As for the shows themselves, the first few were done solo for logistical/financial reasons (there being only one bed available on the Puppetmastaz tour bus). I find it difficult to do solo shows these days as it feels like retreading old material and routines, but I try to give it my all. As I recall the first show in Reims was so-so, Annecy was pretty decent, and Meylan was awesome.

The next show was in Montpellier, where we had a day off and Ad and I took a day trip to swim in the Medeterranean and have our Canadian accents ridiculed by an obnoxious, musclebound drunk (who made up for it somewhat by buying us many rounds of drinks). The Montpellier show was crazy. A small but very vocal minority of the audience just hated me, and made their disdain known in no uncertain terms. The rest of the audience seemed to dig it though, so I played it up wrestling-villain style.

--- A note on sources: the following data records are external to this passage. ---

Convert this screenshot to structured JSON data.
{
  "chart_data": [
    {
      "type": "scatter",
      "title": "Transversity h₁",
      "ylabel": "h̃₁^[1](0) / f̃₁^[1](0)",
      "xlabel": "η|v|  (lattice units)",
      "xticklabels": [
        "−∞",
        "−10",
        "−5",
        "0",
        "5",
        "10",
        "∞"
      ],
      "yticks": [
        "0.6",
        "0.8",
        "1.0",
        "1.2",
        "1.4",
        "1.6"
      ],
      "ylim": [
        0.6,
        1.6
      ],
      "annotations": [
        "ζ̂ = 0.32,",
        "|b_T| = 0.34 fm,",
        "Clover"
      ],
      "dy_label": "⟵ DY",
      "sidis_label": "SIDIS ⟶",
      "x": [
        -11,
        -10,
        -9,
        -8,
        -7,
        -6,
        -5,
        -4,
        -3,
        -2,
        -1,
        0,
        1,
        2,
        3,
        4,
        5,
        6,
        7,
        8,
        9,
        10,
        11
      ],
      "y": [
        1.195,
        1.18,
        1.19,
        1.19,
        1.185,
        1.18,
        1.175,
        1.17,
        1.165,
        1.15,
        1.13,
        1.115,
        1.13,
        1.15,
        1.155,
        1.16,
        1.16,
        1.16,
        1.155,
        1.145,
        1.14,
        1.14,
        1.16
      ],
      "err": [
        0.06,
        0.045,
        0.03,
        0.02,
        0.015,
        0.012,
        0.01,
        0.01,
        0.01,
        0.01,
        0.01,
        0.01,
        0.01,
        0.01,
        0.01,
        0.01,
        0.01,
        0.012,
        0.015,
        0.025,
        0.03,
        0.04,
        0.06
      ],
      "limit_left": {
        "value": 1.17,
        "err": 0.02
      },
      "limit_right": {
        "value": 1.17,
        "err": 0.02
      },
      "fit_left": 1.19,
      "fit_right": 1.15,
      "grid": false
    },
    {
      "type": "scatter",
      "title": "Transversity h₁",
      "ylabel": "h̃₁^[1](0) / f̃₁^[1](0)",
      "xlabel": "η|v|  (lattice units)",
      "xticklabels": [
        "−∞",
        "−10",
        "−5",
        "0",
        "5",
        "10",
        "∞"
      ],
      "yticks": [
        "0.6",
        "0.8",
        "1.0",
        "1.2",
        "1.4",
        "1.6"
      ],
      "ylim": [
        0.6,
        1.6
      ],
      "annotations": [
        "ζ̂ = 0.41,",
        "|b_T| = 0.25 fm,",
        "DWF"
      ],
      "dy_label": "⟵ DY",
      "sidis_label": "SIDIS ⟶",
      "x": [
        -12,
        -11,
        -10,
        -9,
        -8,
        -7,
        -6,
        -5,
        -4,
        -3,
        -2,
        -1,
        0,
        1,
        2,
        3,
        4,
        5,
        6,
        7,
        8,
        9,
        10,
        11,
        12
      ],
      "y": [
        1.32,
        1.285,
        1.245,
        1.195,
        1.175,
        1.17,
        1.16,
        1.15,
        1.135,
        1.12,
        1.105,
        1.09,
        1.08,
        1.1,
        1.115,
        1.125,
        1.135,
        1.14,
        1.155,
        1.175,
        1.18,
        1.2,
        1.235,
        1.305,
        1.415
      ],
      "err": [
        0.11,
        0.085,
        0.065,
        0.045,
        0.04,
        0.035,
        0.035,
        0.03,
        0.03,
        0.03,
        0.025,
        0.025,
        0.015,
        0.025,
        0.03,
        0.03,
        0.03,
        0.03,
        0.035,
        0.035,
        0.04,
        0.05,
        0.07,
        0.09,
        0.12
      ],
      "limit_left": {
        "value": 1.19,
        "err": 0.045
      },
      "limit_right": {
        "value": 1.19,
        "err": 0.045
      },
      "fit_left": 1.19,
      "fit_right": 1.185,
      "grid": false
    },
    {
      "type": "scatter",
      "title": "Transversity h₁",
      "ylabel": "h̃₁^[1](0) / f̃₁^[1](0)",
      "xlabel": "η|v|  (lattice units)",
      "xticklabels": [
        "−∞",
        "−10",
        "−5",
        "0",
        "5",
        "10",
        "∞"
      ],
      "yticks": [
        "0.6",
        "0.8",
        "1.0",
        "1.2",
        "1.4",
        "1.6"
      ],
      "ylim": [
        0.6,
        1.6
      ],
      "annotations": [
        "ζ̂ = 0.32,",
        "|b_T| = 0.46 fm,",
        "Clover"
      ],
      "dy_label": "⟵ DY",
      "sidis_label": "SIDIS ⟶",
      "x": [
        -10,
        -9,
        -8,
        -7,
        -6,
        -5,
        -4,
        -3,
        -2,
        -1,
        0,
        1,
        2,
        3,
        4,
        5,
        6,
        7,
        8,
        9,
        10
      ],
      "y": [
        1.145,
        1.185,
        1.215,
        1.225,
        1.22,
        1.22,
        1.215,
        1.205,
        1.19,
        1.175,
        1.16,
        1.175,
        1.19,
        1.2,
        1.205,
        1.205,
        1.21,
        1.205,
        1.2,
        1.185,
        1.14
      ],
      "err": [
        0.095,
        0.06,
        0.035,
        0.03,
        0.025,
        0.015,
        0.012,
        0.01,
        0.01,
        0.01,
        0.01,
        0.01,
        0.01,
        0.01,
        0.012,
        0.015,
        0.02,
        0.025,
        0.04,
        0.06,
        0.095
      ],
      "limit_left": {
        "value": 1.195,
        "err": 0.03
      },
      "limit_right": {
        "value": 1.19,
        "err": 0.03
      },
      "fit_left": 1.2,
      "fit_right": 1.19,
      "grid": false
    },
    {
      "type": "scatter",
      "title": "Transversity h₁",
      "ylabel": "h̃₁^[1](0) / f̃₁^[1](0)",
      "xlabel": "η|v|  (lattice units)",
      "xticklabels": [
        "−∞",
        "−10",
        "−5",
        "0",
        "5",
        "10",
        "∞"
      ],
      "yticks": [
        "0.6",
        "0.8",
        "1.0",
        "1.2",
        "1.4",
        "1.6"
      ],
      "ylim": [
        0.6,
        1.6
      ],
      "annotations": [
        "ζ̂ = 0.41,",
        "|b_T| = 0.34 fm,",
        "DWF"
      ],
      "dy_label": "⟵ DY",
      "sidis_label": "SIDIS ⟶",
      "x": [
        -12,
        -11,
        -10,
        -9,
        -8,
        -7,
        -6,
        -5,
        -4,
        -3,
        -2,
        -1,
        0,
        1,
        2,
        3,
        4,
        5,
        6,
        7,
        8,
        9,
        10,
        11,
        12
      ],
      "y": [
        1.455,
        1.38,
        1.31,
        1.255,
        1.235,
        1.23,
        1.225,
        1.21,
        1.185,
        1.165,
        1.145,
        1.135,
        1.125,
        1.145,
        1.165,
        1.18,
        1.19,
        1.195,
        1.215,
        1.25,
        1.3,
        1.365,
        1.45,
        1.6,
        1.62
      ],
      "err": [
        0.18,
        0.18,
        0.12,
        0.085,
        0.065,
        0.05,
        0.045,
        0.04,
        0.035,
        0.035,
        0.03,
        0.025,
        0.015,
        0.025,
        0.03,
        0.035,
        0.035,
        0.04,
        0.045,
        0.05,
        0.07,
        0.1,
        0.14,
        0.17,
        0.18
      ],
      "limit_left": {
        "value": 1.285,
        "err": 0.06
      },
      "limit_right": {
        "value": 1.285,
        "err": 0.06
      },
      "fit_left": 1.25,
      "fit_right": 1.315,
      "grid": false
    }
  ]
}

The next day, we arrived in Paris for the biggest show of the tour. Stacey flew in and joined me to present the 2009 WP experience as it should be seen. Unfortunately, we went on at a ridiculously early hour, as the audience was still trickling in. But we soldiered on, and those who were there seemed to enjoy it.

The next and last show (for us) was at a festival in the quaint little city of Rouen. Aside from the novelty of having both performance space and backstage zone be in circus tents, there wasn’t much notable about this gig. The Puppetmastaz and their crew were great, and it was really cool seeing their show night after night, with the added bonus of consistenly sold-out and insanely excited crowds.